Statistical analyses
We compared baseline characteristics between each of the neuropathological groups and the healthy control group using ANOVA with post hoc Bonferroni tests for continuous, normally distributed variables, χ2/Fisher exact tests for categorical/dichotomous variables, respectively, and Kruskal-Wallis with post hoc Mann-Whitney U tests for non-normally distributed data. Differences in total and regional volumes of WMH on T2-weighted imaging (i.e., dependent variables) among neuropathological groups and the healthy control group were assessed by using ANCOVA, controlling for age at imaging and vascular risk factors.
We also assessed for the association between regional WMH volumes and corresponding regional gray matter volumes using multiple linear regression analyses, controlling for age, education, sex, and vascular risk factors, with regional WMH volume as the independent variable and the corresponding grey matter volume as the dependent variable.

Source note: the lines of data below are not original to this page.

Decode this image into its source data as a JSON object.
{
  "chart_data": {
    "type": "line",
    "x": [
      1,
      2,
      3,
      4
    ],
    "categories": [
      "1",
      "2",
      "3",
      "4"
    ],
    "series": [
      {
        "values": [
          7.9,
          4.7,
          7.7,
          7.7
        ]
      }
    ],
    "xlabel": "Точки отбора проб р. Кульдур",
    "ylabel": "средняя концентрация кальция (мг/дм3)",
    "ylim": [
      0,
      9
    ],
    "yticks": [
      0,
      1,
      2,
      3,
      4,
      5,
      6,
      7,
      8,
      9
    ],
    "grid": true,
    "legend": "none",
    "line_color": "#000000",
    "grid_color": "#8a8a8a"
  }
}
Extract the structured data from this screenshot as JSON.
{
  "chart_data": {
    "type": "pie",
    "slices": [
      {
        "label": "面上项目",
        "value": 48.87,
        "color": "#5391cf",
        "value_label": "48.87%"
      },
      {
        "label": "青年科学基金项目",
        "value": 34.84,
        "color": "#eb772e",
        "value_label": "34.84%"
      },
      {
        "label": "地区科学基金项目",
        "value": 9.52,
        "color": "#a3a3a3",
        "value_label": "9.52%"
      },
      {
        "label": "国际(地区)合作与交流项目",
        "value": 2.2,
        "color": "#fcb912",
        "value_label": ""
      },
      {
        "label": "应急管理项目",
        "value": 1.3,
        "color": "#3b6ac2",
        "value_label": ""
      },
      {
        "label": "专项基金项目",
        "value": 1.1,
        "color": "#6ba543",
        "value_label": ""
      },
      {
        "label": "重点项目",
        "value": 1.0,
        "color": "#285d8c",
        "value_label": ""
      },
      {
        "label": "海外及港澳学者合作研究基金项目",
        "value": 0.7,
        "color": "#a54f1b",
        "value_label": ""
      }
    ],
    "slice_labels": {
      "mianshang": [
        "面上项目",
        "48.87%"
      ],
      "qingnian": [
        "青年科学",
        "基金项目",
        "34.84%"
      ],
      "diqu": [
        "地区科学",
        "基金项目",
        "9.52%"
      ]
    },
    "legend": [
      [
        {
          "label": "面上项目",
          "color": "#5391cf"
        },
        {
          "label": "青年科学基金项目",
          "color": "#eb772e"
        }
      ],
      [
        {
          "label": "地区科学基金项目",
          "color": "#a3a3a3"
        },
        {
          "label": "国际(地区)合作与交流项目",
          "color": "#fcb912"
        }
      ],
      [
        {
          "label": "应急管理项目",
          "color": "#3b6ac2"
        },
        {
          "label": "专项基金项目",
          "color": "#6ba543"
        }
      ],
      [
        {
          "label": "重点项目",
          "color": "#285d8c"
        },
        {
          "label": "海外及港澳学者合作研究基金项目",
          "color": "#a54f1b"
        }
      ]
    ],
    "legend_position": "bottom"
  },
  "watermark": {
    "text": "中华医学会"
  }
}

We conducted linear regressions to assess for associations between global and regional WMH volumes and scores on the NPI (total scores and 12 subscale scores) across all neuropathological groups. For the linear regressions, a model was designed a priori and contained age, sex, vascular risk factors, and corresponding regional gray matter volumes as covariates, with WMH volume as the independent variable and NPI score as the dependent variable. Considering (1) the exploratory nature of our study, (2) that NPI subscores are highly correlated with each other, and (3) that regional WMH volumes are also highly correlated with each other, the Benjamini-Hochberg procedure was used to control for the false discovery rate across all regression analyses for each brain region, with a false discovery rate (FDR; Q) set at 0.10. A Bonferroni correction is too strict due to the non-independence of these variables as outlined above. Statistical analyses were performed with the Statistical Package for the Social Sciences, version 24.0.